There are smart, forward looking people inside these companies who want to build for 3rd party devs. And they might even get the dispensation from some SVP to start working on an offering, and occasionally one of those makes it out the door to real developers. But ultimately, it isn't a priority for the C-suite, and when that SVP moves off to some other group or company, there's no more sponsorship for the "innovation".

As long as they take in billions reselling Apple/Samsung hardware connecting to Ericsson / Nokia hardware, they're not focusing on anything else.

HFrank•6mo ago
Telcos are just not set up to produce a usable developer platform. Too many perverse incentives, politics and conflicts of interest, internally.

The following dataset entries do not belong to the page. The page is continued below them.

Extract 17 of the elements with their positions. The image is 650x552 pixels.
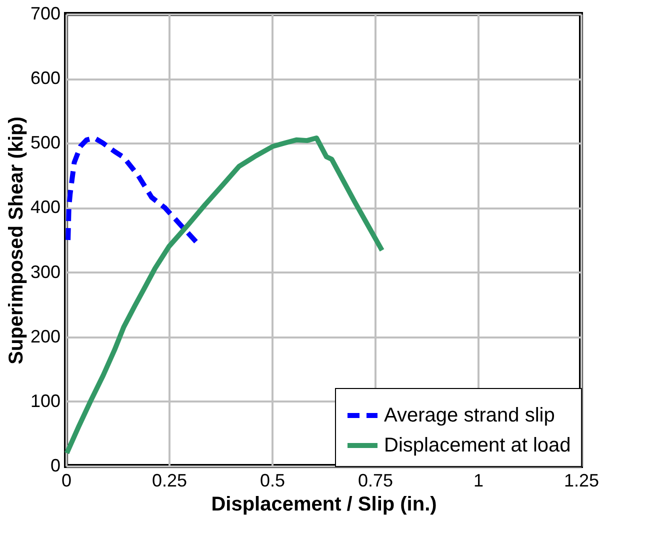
legend-label: Average strand slip: [384, 404, 555, 426]
x-axis-title: Displacement / Slip (in.): [211, 494, 437, 516]
y-tick-label: 200: [30, 326, 60, 346]
y-tick-label: 600: [30, 68, 60, 88]
y-tick-label: 100: [30, 390, 60, 411]
y-tick-label: 0: [50, 456, 60, 476]
y-tick-label: 500: [30, 132, 60, 153]
y-tick-label: 300: [30, 262, 60, 282]
x-tick-label: 1: [473, 470, 484, 490]
y-axis-title: Superimposed Shear (kip): [5, 116, 28, 364]
legend-label: Displacement at load: [384, 434, 571, 456]
x-tick-label: 0.5: [260, 470, 286, 490]
x-tick-label: 1.25: [564, 470, 600, 490]
x-tick-label: 0.25: [152, 470, 188, 490]
x-tick-label: 0.75: [358, 470, 394, 490]
y-tick-label: 400: [30, 197, 60, 218]
y-tick-label: 700: [30, 4, 60, 24]
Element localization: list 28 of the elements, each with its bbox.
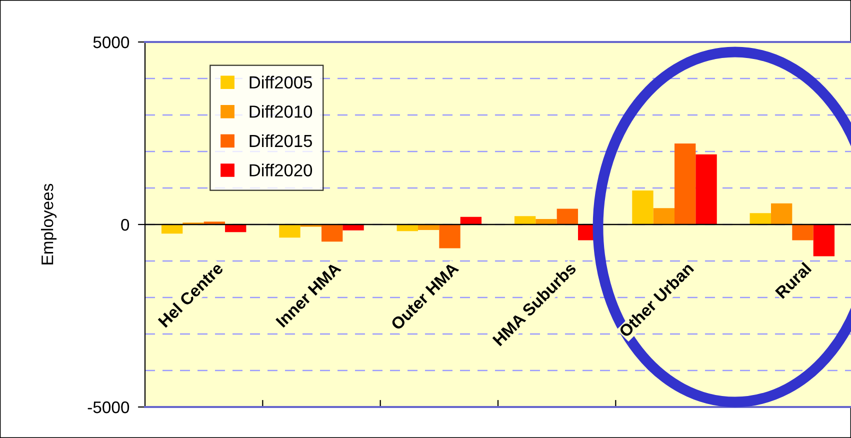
- bar: [439, 224, 460, 248]
- bar: [696, 154, 717, 224]
- bar: [396, 224, 418, 232]
- bar: [750, 213, 771, 224]
- bar: [653, 208, 674, 224]
- bar: [460, 216, 482, 224]
- bar: [556, 208, 578, 224]
- legend-label: Diff2005: [250, 76, 312, 89]
- legend-label: Diff2015: [250, 134, 312, 148]
- legend-label: Diff2010: [250, 105, 312, 118]
- y-tick-label: -5000: [88, 401, 130, 414]
- y-axis-title: Employees: [41, 184, 57, 264]
- bar: [225, 224, 246, 232]
- bar: [279, 224, 300, 238]
- bar: [342, 224, 364, 230]
- bar: [322, 224, 343, 242]
- bar: [632, 190, 654, 224]
- legend-label: Diff2020: [250, 164, 312, 176]
- bar: [514, 216, 536, 224]
- bar: [813, 224, 835, 256]
- bar: [418, 224, 440, 230]
- bar: [674, 143, 696, 224]
- y-tick-label: 0: [121, 218, 130, 231]
- y-tick-label: 5000: [93, 36, 130, 48]
- bar: [770, 203, 792, 224]
- bar: [161, 224, 183, 234]
- bar: [792, 224, 814, 240]
- bar: [536, 219, 557, 224]
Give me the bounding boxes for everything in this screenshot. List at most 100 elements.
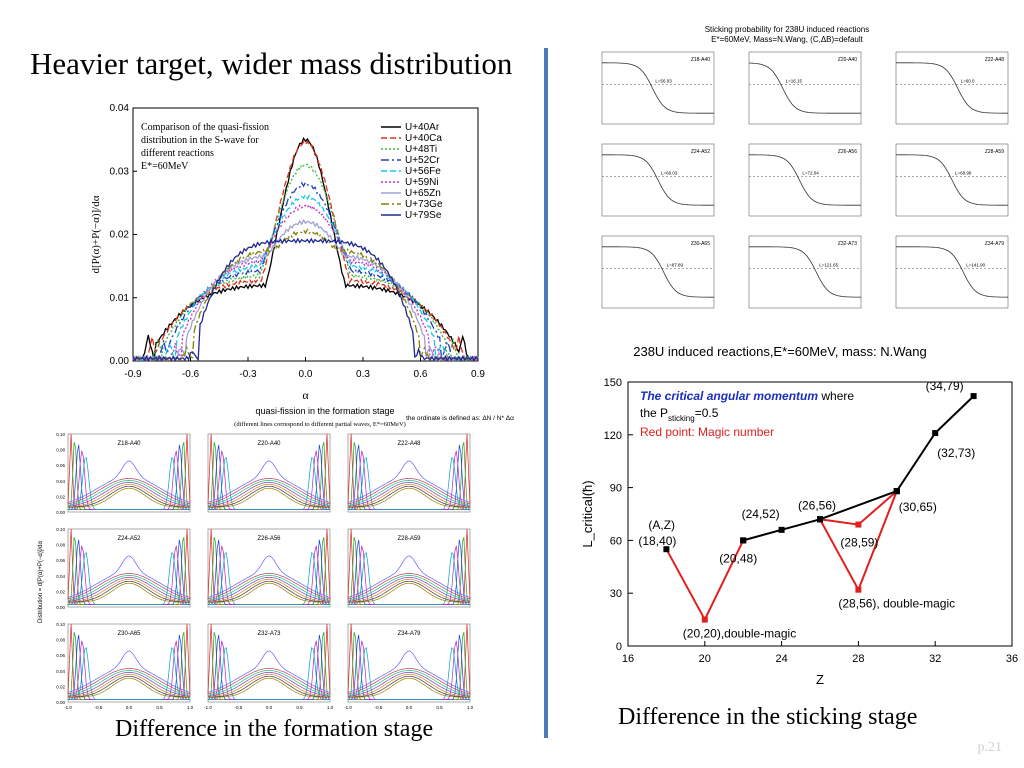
x-tick-label: 32 xyxy=(929,653,941,665)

Alliances like CAMARA usually fail for a few reasons:

1. Telcos want all new features to be purely additive. They're not willing to expose API calls that are even slightly uncomfortable or might cannibalize existing business, for the same reasons as above. As a result you get features no one really asked for.

2. Alliances often fail due to competitive dynamics. The moment a telco group that competes with another telco group or a geopolitically inconvenient telco joins the alliance, work often stops.

3. Inability to find long-term alignment on vision and continuity.

Producing an API would also not solve for all the other operational & regulatory reasons telcos are tough to work with.

The same way the music, movie, and banking industries haven't produces their own digital layer, true innovation in the space will only come from OTT players that create globally scalable infrastructure, exposing network features to engineers, enabling them to spin up in a matter of hours.

That work indeed takes years and millions of USD. At Gigs.com, we're doing just that. Building Stripe for telecom. We believe that by giving the best technology companies in the world access to connectivity, we will finally start seeing a lot of innovation in the space, after 3 decades of stagnation.